Turkey's top court annulled a reform today that would allow students to wear Muslim headscarves at university in a serious blow to the ruling party's efforts to avert being shut down for Islamist activities.
The Constitutional Court said in a statement it upheld an appeal from an opposition party, which sought to block an amendment passed by parliament in February that would have allowed students to wear the garment on campus, a move secularists said would undermine the secular state.
The headscarf reform plays a central role in a separate court case that seeks to shut down the AK Party for anti-secular activities, and ban 71 members, including the prime minister and the president, from belonging to a political party for five years.
The Constitutional Court said the headscarf reform was contrary to secular principles in the constitution, a ruling that is bound to strengthen the case to shut the ruling AK Party, analysts said.
The Turkish lira weakened against the dollar on the news, with markets fearing prolonged political uncertainty in the European Union-applicant country.

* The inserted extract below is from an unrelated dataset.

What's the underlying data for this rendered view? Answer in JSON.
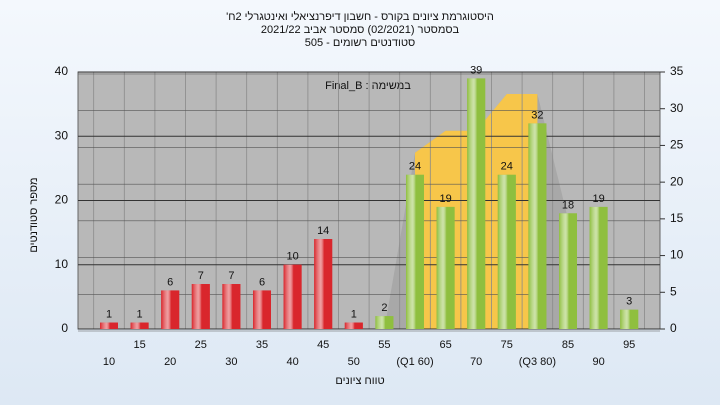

Lifting the headscarf ban was one of the most significant moves on religious issues in predominantly Muslim but secular Turkey since a military coup in 1980 that led to a crackdown on individual rights.
The secularist establishment - which includes army generals, judges and university rectors, fears ending the ban would undermine secularism - one of the founding principles of the modern Turkish republic.
The AK Party says the right to wear the headscarf at university is a personal and religious freedom, however.